Amnesty International says violence and repression will continue in the Middle East unless governments in the region, and major powers outside it, “wake up” to what the people really want.
In a report issued Monday, Amnesty says governments have not recognized the scale of change that people want, and that those demanding change will not be deterred by state violence. Philip Luther is Amnesty’s interim director for Middle Eastern affairs. “We want governments to understand that everything has changed and it’s clear that protest movements across the Middle East and North Africa have clearly shown that they will not be dissuaded, that they will not be intimidated, from carrying out their struggle for dignity and for justice.”

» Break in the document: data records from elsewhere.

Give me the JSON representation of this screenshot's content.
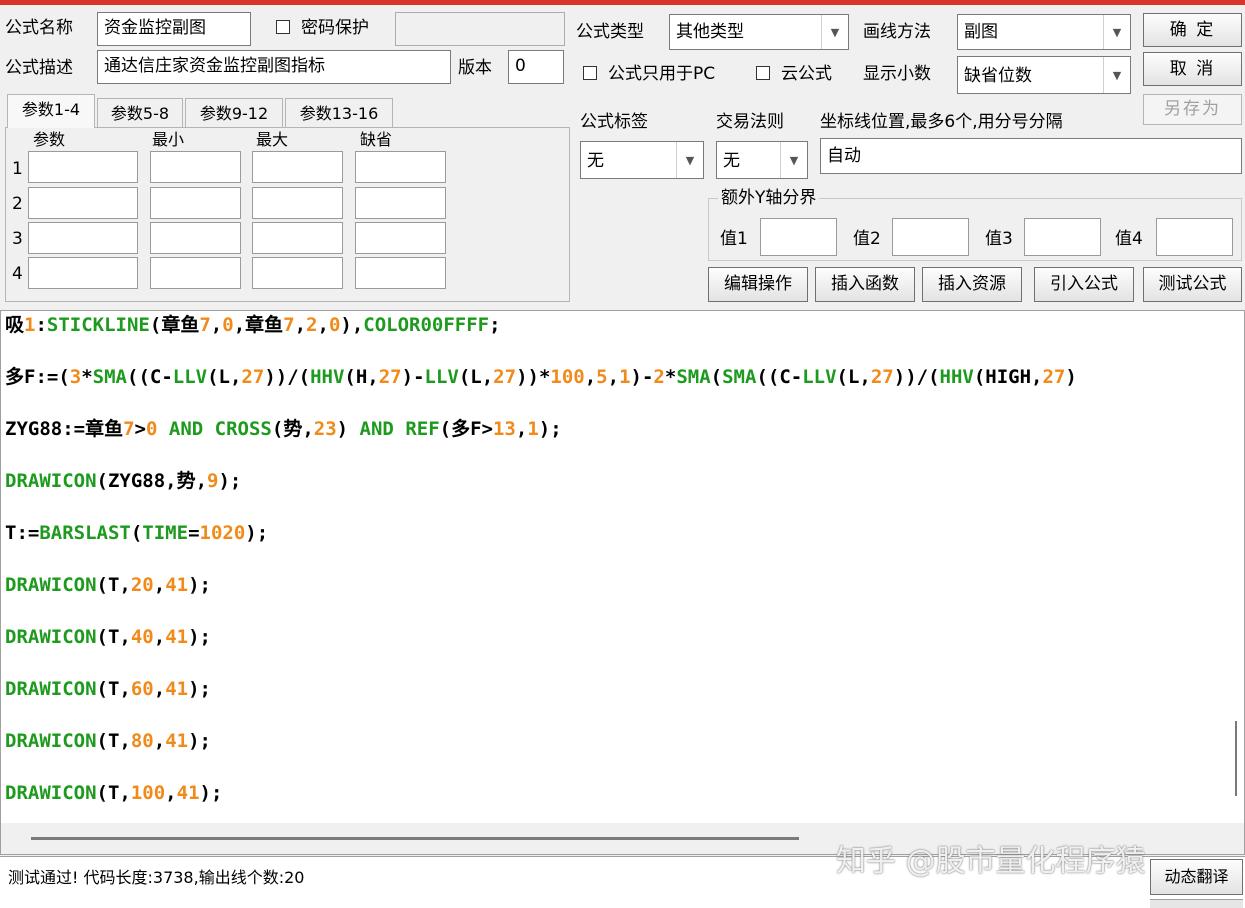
{
  "header": {
    "formula_name_label": "公式名称",
    "formula_name_value": "资金监控副图",
    "password_label": "密码保护",
    "formula_desc_label": "公式描述",
    "formula_desc_value": "通达信庄家资金监控副图指标",
    "version_label": "版本",
    "version_value": "0",
    "formula_type_label": "公式类型",
    "formula_type_value": "其他类型",
    "draw_method_label": "画线方法",
    "draw_method_value": "副图",
    "pc_only_label": "公式只用于PC",
    "cloud_label": "云公式",
    "decimals_label": "显示小数",
    "decimals_value": "缺省位数",
    "ok_button": "确 定",
    "cancel_button": "取 消",
    "save_as_button": "另存为"
  },
  "params": {
    "tabs": [
      "参数1-4",
      "参数5-8",
      "参数9-12",
      "参数13-16"
    ],
    "columns": [
      "参数",
      "最小",
      "最大",
      "缺省"
    ],
    "rows": [
      "1",
      "2",
      "3",
      "4"
    ]
  },
  "right_panel": {
    "tag_label": "公式标签",
    "tag_value": "无",
    "trade_rule_label": "交易法则",
    "trade_rule_value": "无",
    "axis_label": "坐标线位置,最多6个,用分号分隔",
    "axis_value": "自动",
    "extra_y_title": "额外Y轴分界",
    "value_labels": [
      "值1",
      "值2",
      "值3",
      "值4"
    ]
  },
  "actions": {
    "edit": "编辑操作",
    "insert_func": "插入函数",
    "insert_res": "插入资源",
    "import": "引入公式",
    "test": "测试公式"
  },
  "code": {
    "lines": [
      "吸1:STICKLINE(章鱼7,0,章鱼7,2,0),COLOR00FFFF;",
      "多F:=(3*SMA((C-LLV(L,27))/(HHV(H,27)-LLV(L,27))*100,5,1)-2*SMA(SMA((C-LLV(L,27))/(HHV(HIGH,27)",
      "ZYG88:=章鱼7>0 AND CROSS(势,23) AND REF(多F>13,1);",
      "DRAWICON(ZYG88,势,9);",
      "T:=BARSLAST(TIME=1020);",
      "DRAWICON(T,20,41);",
      "DRAWICON(T,40,41);",
      "DRAWICON(T,60,41);",
      "DRAWICON(T,80,41);",
      "DRAWICON(T,100,41);"
    ]
  },
  "status": {
    "message": "测试通过! 代码长度:3738,输出线个数:20",
    "dynamic_translate": "动态翻译"
  },
  "watermark": "知乎 @股市量化程序猿",
  "colors": {
    "function": "#1e9a1e",
    "number": "#f08a1a",
    "title_bar": "#d9342b"
  }
}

The report says gains made through the protests and revolutions have mostly not been formalized through laws and constitutional changes. And in some countries, notably Egypt, security forces have been as brutal as they were before the revolution, and in some instances worse.

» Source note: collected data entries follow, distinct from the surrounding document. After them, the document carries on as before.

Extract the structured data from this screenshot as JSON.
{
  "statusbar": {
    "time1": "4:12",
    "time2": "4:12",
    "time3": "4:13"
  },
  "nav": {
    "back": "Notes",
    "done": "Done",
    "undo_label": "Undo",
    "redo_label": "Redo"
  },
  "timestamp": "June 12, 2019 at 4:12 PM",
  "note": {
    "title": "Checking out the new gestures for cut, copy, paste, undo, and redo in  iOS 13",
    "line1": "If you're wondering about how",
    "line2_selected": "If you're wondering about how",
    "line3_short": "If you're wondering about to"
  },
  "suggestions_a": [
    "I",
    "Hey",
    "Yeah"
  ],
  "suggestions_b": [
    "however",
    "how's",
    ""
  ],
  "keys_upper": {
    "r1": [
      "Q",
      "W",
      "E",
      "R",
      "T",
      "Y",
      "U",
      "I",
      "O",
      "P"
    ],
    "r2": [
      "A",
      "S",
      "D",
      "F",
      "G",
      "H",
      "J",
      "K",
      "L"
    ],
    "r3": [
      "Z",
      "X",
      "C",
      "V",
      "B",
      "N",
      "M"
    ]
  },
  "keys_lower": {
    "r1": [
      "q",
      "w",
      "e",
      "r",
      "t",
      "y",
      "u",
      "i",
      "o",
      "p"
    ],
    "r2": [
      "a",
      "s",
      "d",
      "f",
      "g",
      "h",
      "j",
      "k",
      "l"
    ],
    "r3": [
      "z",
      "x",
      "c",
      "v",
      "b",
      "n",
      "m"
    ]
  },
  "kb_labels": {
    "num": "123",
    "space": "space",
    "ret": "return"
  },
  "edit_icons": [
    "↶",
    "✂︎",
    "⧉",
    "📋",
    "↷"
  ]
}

For that reason, Luther says the West needs to be careful how it deals with both emerging and old governments in the region, particularly regarding arms sales. “There can’t be a return to business as usual. There can’t be a return when fundamental reforms have not happened. We need to see people learn the lessons of the past,” he said.
Amnesty also says foreign powers have “failed to grasp the depth of the challenge to entrenched repressive rule” in the Middle East.
It notes the foreign support for the uprisings in Egypt and Libya, but criticizes the relative lack of international action on Syria and Bahrain. The report also calls the response by the Arab League, the African Union and the European Union “inconsistent.”
Luther criticized what he called the “negative role” of Saudi Arabia and Iran, and the decisions by Russia and China to block stronger United Nations action on Syria.
Even in Tunisia, where Amnesty has a good relationship with the new president, a former political prisoner, the organization says reform has not come quickly enough.